Background
Photorealistic digital reconstructions of outcrop geology, or “digital outcrops,” are increasingly being used for geological research and education. These datasets can be acquired and generated relatively rapidly, providing large volumes of geometric and textural information for geologic analysis. Despite the growing popularity and potential of digital outcrops for geoscience research and education, even basic analysis of these datasets requires specialist software and significant user expertise, and existing web-based three-dimensional (3D) viewers are not optimized for geological visualization or analysis. To address these obstacles, we developed a web-based 3D interface optimized for visualizing, interpreting, and analyzing digital outcrops. The ultimate objective of this project was to develop a proof-of-principle prototype tool for 3D data visualization and analysis and to leverage this work to (i) secure external funding from the National Science Foundation Geoinformatics program, and (ii) augment and improve existing SwRI training courses offered to commercial clients.

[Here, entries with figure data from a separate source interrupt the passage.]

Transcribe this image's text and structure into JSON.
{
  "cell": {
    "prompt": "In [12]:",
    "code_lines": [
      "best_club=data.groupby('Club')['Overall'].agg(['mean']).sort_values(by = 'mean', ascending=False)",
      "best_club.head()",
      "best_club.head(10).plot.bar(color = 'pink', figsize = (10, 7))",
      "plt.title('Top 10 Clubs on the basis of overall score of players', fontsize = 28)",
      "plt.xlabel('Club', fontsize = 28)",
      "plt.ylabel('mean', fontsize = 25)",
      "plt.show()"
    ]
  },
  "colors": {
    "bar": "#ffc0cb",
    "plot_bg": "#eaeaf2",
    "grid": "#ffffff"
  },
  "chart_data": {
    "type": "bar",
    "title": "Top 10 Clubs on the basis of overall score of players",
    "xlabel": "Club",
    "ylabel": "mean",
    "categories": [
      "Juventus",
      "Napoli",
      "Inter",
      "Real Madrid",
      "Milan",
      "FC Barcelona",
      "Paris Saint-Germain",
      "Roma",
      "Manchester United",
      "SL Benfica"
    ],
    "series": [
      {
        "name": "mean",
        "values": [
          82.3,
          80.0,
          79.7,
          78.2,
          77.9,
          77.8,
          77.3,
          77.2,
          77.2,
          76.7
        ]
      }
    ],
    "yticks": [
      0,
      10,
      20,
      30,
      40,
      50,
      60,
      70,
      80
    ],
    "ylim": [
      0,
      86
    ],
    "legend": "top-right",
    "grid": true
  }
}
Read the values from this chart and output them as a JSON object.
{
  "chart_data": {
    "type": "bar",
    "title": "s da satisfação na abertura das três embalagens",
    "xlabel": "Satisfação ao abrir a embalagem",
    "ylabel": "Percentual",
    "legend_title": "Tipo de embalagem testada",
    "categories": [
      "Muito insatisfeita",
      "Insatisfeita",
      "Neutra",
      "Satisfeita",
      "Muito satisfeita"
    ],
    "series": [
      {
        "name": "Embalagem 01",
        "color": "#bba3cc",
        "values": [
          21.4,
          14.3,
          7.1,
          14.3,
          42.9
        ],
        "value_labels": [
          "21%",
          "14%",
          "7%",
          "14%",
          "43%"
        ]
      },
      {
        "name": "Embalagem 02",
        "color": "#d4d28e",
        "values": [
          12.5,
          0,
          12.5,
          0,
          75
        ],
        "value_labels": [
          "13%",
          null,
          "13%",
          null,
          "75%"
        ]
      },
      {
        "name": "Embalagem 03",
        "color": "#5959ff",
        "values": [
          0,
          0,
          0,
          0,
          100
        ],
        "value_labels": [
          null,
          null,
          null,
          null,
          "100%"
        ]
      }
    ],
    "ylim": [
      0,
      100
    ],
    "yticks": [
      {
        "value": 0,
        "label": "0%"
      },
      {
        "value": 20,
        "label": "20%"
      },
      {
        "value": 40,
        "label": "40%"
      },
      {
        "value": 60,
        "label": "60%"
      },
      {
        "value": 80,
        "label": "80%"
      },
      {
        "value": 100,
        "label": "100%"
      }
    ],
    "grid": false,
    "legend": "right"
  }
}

Figure 1: Modifications to adapt the Voyager tool for geoscience applications. (A) Digital outcrop in the modified viewer. (B) Dip magnitude shader with customizable color ramp. (C) Dip direction shader. (D) Digital outcrop and imported polyline interpretations. (E) Point-and-click model geometry query tool. (F) Online interpretation tool.
Approach
This project focused on development of prototype technologies that leverage existing 3D viewer applications to improve browser-based geometric visualization and analysis of 3D point-cloud and textured mesh datasets. This was achieved by adapting the Smithsonian Institute’s Voyager 3D viewer to develop a working prototype that provides users with a dynamic and interactive way to explore digital outcrop data. Specific tasks for the project included (i) generating a routine to import and display multiple 3D models, (ii) enable toggling on and off of specific objects within the multi-model environment, (iii) enabling import and display of multiple 3D geologic interpretations (as polylines or polygons) as an overlay on digital mesh surfaces, (iv) modifying color shaders to allow models to be colored by orientation using geologic conventions, (v) developing a “point and click” tool whereby the geometric properties of a mesh triangle (e.g., orientation) can be queried and displayed, and (vi) developing a digitization tool that allows 3D line interpretations to be generated within the 3D viewer.
Accomplishments
Overall, the project was successful, with most of the technical sub-tasks achieved. We made six key modifications to the viewer, developed seven working prototypes, and retained the geometric fidelity, scale and orientation of all 3D datasets upon import into the modified 3D viewer. Our seven working prototypes highlight the flexibility of the 3D viewer for displaying digital objects of variable spatial scales, resolutions, and types. These examples demonstrate that rock samples, geologic outcrops, and laboratory datasets can all be displayed in the viewer. Third-party, open access datasets can also be leveraged and displayed through the viewer without the need for re-acquiring data, and alternative scanning methods can be utilized to acquire data for displaying in the viewer. This flexibility, along with our developed modifications, provide the potential to display a wide range of data types within the modified viewer.